以前、これまた僕が立ち上げた◎◎◎という団体で友人らに合わせて百を超えるエッセイを書いてもらったことがある。先日、ウィーンガシャン派を立ち上げるにあたって、改めて読んでみた。
思わず唸ってしまった。それらの文章には当時の瞬間がそれはそれは綺麗に保存されていた。訳もなく苦しかった、殺したいほど誰かにムカついた、長く続かなかったが幸せだった、だるかった、涙が出るほど美しかった、生きようと思った、ただ愛しかった。彼らの感覚の一つ一つが、言葉に変換されて、画面を埋めていた。
彼らの感覚は、彼らのもので、僕の感覚とは違う。同時代を同年代として生きていたとはいえ、彼らが見たもの全てを僕は見ていないし、聴いていないし食べていないし触れていないし嗅いでいない。だけど、誰かの感覚と、また別の誰かと、また別の誰かと、皆の感覚をごっちゃにし、それを遠くから眺めたとき、浮かび上がってくる感覚は、何故だか身に覚えがあった。それは僕がへたくそな日本語で書いていた日記よりもずっと、僕の本当の感覚に近い気がした。
自分で全部感じなくていい、自分で全部表現しなくていい、というのは希望だ、と思った。
今までに、いろいろな団体で作ってきた絵や演劇や文章や映像の中に、誰かの言葉や誰かの動きによって、それぞれの瞬間の僕の感覚が保存されている。迷ったとき、自分の感情や思想がわからなくなったとき、戻ってこれる場所。そこからまた始め直せる場所。団体が作るものはゲームのセーブポイントに似ているかもしれない。
ウィーンガシャン派はきっと、誰にも見つけてもらえないまま、この世から消える。
傍から見れば何の価値もない、時間の浪費に見えるだろう。そして実際殆どそうだろう。それでも、何年か経った後、僕らが遺した言葉を読んで、この時代の感覚を思い出してくれる人が、これこそ自分の感覚だと思ってくれる人が一人でもいれば、それだけで価値があったと言える。
だから、今じゃなくてもいい。
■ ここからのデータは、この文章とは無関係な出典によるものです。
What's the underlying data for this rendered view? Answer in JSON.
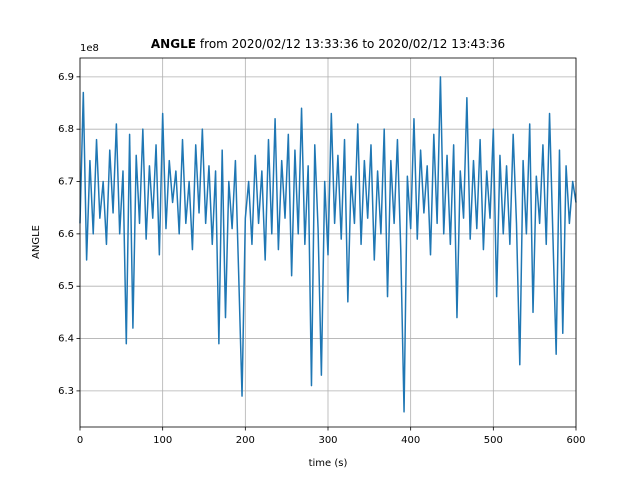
{
  "chart_data": {
    "type": "line",
    "title_prefix": "ANGLE",
    "title": "from 2020/02/12 13:33:36 to 2020/02/12 13:43:36",
    "x_label": "time (s)",
    "y_label": "ANGLE",
    "y_offset_label": "1e8",
    "x": [
      0,
      4,
      8,
      12,
      16,
      20,
      24,
      28,
      32,
      36,
      40,
      44,
      48,
      52,
      56,
      60,
      64,
      68,
      72,
      76,
      80,
      84,
      88,
      92,
      96,
      100,
      104,
      108,
      112,
      116,
      120,
      124,
      128,
      132,
      136,
      140,
      144,
      148,
      152,
      156,
      160,
      164,
      168,
      172,
      176,
      180,
      184,
      188,
      192,
      196,
      200,
      204,
      208,
      212,
      216,
      220,
      224,
      228,
      232,
      236,
      240,
      244,
      248,
      252,
      256,
      260,
      264,
      268,
      272,
      276,
      280,
      284,
      288,
      292,
      296,
      300,
      304,
      308,
      312,
      316,
      320,
      324,
      328,
      332,
      336,
      340,
      344,
      348,
      352,
      356,
      360,
      364,
      368,
      372,
      376,
      380,
      384,
      388,
      392,
      396,
      400,
      404,
      408,
      412,
      416,
      420,
      424,
      428,
      432,
      436,
      440,
      444,
      448,
      452,
      456,
      460,
      464,
      468,
      472,
      476,
      480,
      484,
      488,
      492,
      496,
      500,
      504,
      508,
      512,
      516,
      520,
      524,
      528,
      532,
      536,
      540,
      544,
      548,
      552,
      556,
      560,
      564,
      568,
      572,
      576,
      580,
      584,
      588,
      592,
      596,
      600
    ],
    "series": [
      {
        "name": "ANGLE",
        "color": "#1f77b4",
        "values": [
          6.62,
          6.87,
          6.55,
          6.74,
          6.6,
          6.78,
          6.63,
          6.7,
          6.58,
          6.76,
          6.64,
          6.81,
          6.6,
          6.72,
          6.39,
          6.79,
          6.42,
          6.75,
          6.62,
          6.8,
          6.59,
          6.73,
          6.63,
          6.77,
          6.56,
          6.83,
          6.61,
          6.74,
          6.66,
          6.72,
          6.6,
          6.78,
          6.62,
          6.7,
          6.57,
          6.77,
          6.64,
          6.8,
          6.62,
          6.73,
          6.58,
          6.72,
          6.39,
          6.76,
          6.44,
          6.7,
          6.61,
          6.74,
          6.52,
          6.29,
          6.63,
          6.7,
          6.58,
          6.75,
          6.62,
          6.72,
          6.55,
          6.78,
          6.6,
          6.82,
          6.57,
          6.74,
          6.63,
          6.79,
          6.52,
          6.76,
          6.6,
          6.84,
          6.58,
          6.73,
          6.31,
          6.77,
          6.61,
          6.33,
          6.7,
          6.56,
          6.83,
          6.62,
          6.75,
          6.59,
          6.78,
          6.47,
          6.71,
          6.62,
          6.81,
          6.58,
          6.74,
          6.63,
          6.77,
          6.55,
          6.72,
          6.6,
          6.8,
          6.48,
          6.74,
          6.62,
          6.78,
          6.57,
          6.26,
          6.71,
          6.61,
          6.82,
          6.59,
          6.76,
          6.64,
          6.73,
          6.56,
          6.79,
          6.62,
          6.9,
          6.6,
          6.75,
          6.58,
          6.77,
          6.44,
          6.72,
          6.63,
          6.86,
          6.59,
          6.74,
          6.61,
          6.78,
          6.57,
          6.72,
          6.63,
          6.8,
          6.48,
          6.75,
          6.6,
          6.73,
          6.58,
          6.79,
          6.62,
          6.35,
          6.74,
          6.6,
          6.81,
          6.45,
          6.71,
          6.62,
          6.77,
          6.58,
          6.83,
          6.6,
          6.37,
          6.76,
          6.41,
          6.73,
          6.62,
          6.7,
          6.66
        ]
      }
    ],
    "xlim": [
      0,
      600
    ],
    "xticks": [
      0,
      100,
      200,
      300,
      400,
      500,
      600
    ],
    "ylim": [
      6.231,
      6.936
    ],
    "yticks": [
      6.3,
      6.4,
      6.5,
      6.6,
      6.7,
      6.8,
      6.9
    ],
    "grid": true
  }
}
いつか、誰か、僕らを見つけてください。
そう願いつつ、僕らはもう暫く、身体を軋ませながら、この行進を続けていこうと思います。
書き手:塔野陽太
テーマ:好きな場所について
〜〜〜〜〜〜〜〜〜〜〜〜〜〜〜〜
同一テーマについて、
曜日毎の担当者が記事を繋ぐ
ウィーンガシャン派のリレーブログ。
今週のテーマは『好きな場所について』
明日は「アナコンダにひき」が更新します。
ウィーンガシャン派は11/20(日)文学フリマ東京35に出店予定です。
この記事が気に入ったらサポートをしてみませんか?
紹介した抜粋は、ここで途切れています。